If you prefer to migrate your whole project at once instead of spider by spider:

  1. Disable scrapy-zyte-smartproxy or scrapy-crawlera.

    scrapy-zyte-smartproxy is enabled through the ZYTE_SMARTPROXY_ENABLED setting. scrapy-crawlera through CRAWLERA_ENABLED.

    To disable, find where you define that setting (e.g. settings.py, Scrapy Cloud settings), and remove it.

    Also, make sure you are not enabling those settings on specific spiders, e.g. through the custom_settings class attribute of a spider class, or in your CI environment (e.g. in Scrapy Cloud, which allows overriding settings for specific spiders).

  2. Configure Zyte API to run in transparent mode from your settings.py file. If you use scrapy_zyte_api.Addon just remove the ZYTE_API_TRANSPARENT_MODE = False line as the add-on enables the transparent mode itself. Otherwise add the following line:

    ZYTE_API_TRANSPARENT_MODE = True
    

Regardless of whether you are migrating only some spiders or your whole project, review the code of requests that now go through Zyte API to look for Zyte Smart Proxy Manager headers, i.e. those prefixed with X-Crawlera- (case-insensitive), and replace them with Zyte API counterparts according to the table below.

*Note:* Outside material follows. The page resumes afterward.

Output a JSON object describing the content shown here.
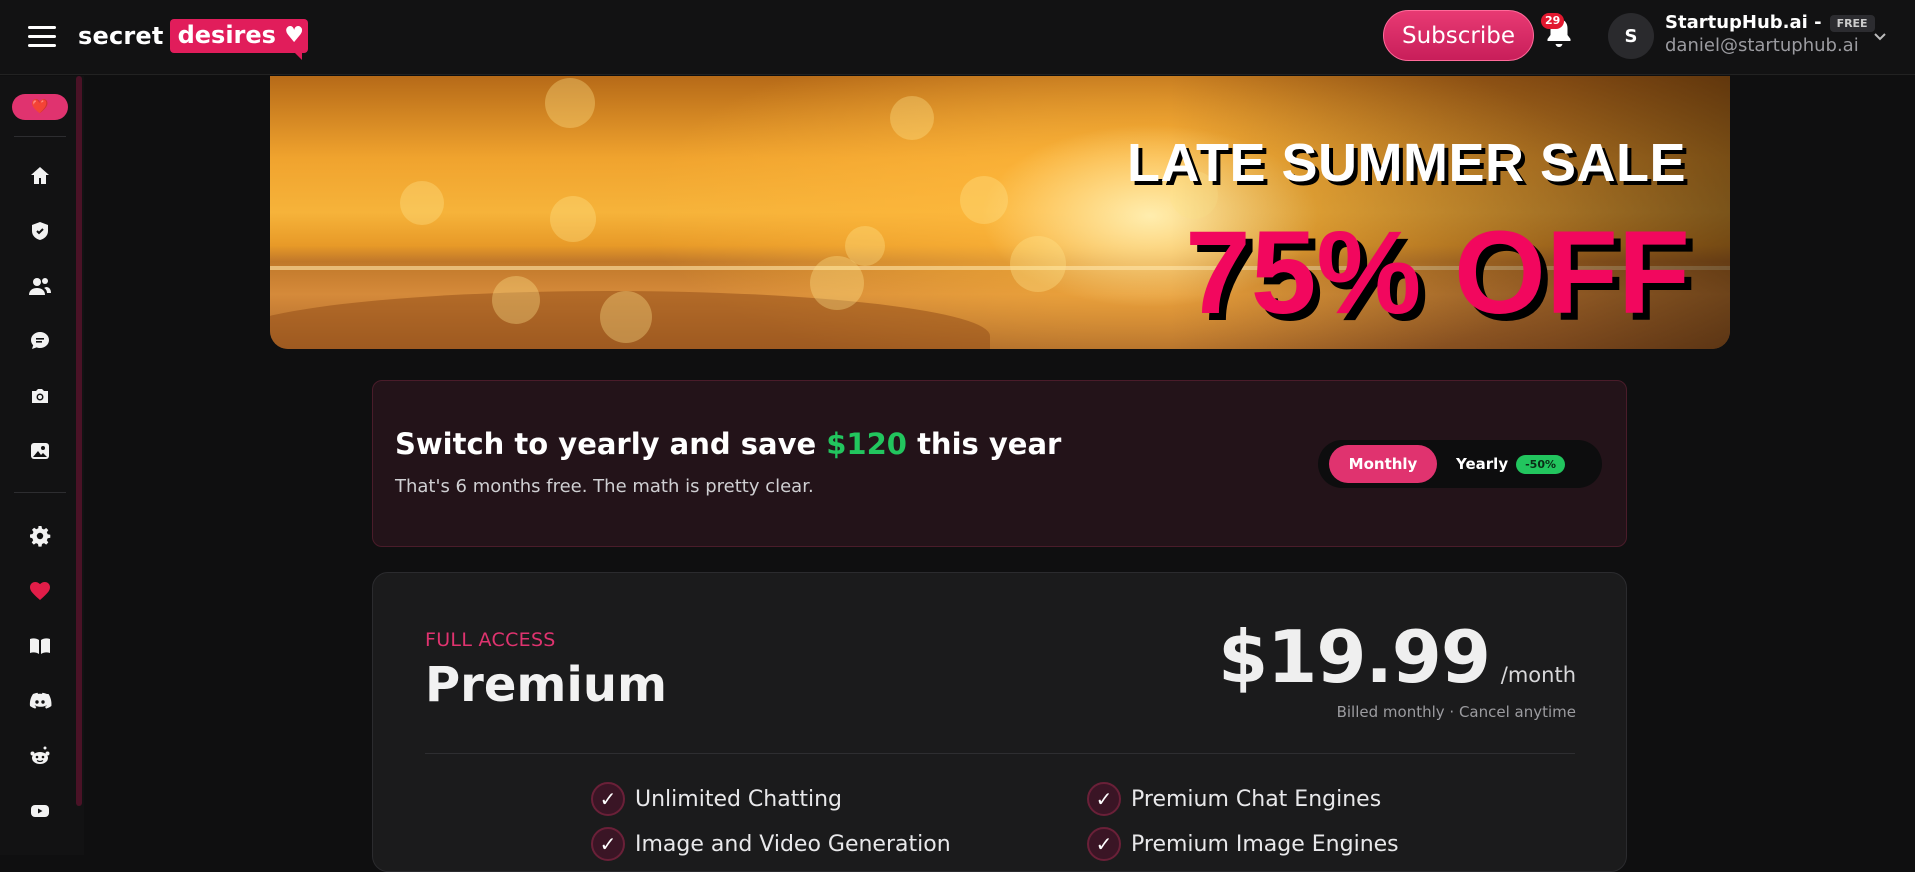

You can specify those parameters through a zyte_api_automap dictionary in request metadata. For example, to set the geolocation of a request to the USA:

yield Request(
    ...,
    meta={
        "zyte_api_automap": {
            "geolocation": "US",
        },
    },
)

If you find that the migration has negatively affected the run time of your spiders, increase the CONCURRENT_REQUESTS and CONCURRENT_REQUESTS_PER_DOMAIN settings accordingly. If a higher concurrency does not improve your run time, the cause may be rate limiting; if the scrapy-zyte-api/throttle_ratio Scrapy stat is high, you may open a support ticket to request a higher rate limit for your account.

Once you have migrated all your code and are happy with the result, you can remove scrapy-zyte-smartproxy:

pip uninstall scrapy-zyte-smartproxy scrapy-crawlera

And remove any related Scrapy setting from your code, i.e. those prefixed with either ZYTE_SMARTPROXY_ or CRAWLERA_, including those that you used to disable scrapy-zyte-smartproxy in an earlier migration step (no need to disable something that is not installed anymore).

Parameter mapping#

The following table shows a mapping of Smart Proxy Manager request headers and their corresponding proxy mode headers and Zyte API parameters:

Headers tagged with bc can be used in Zyte API proxy mode. See Header backward compatibility.

Replacing X-Crawlera-Cookies#

X-Crawlera-Cookies supports 3 values:

  • enable causes automatic cookies to override request cookies.

    To achieve this in Zyte API, do not set requestCookies.

  • disable causes request cookies to override automatic cookies.

    This is the default behavior of Zyte API, using requestCookies overrides automatic cookies.

  • discard causes both request cookies and automatic cookies to be discarded.

    To achieve this in Zyte API, do not set requestCookies, and set cookieManagement to discard.

Replacing X-Crawlera-Profile and X-Crawlera-Profile-Pass#

In general, you can replace X-Crawlera-Profile with the device Zyte API request parameter.

Mind, however, that the behavior of Zyte API is actually a middle ground between the desktop (or mobile) and pass values of X-Crawlera-Profile: browser-specific headers are always sent (unlike pass, which disables them altogether), but you can override them (unlike desktop or mobile, which force them unless you use X-Crawlera-Profile-Pass). See Request headers for more information.

Header backward compatibility#

When using Zyte API proxy mode, migrating to Zyte API proxy mode headers is recommended.

However, the following Smart Proxy Manager request headers can be used in Zyte API proxy mode: X-Crawlera-Cookies, X-Crawlera-JobId, X-Crawlera-Profile, X-Crawlera-Profile-Pass.

If any of these Smart Proxy Manager headers is used, the response will include X-Crawlera-Error if needed for the following error codes: banned, invalid_request, bad_auth, bad_proxy_auth, max_header_size_exceeded, internal_server_error, timeout, domain_forbidden.

Tip

To force getting X-Crawlera-Error on a request without Smart Proxy Manager request headers, add a no-op Smart Proxy Manager request header, e.g. X-Crawlera-Profile-Pass: Foo.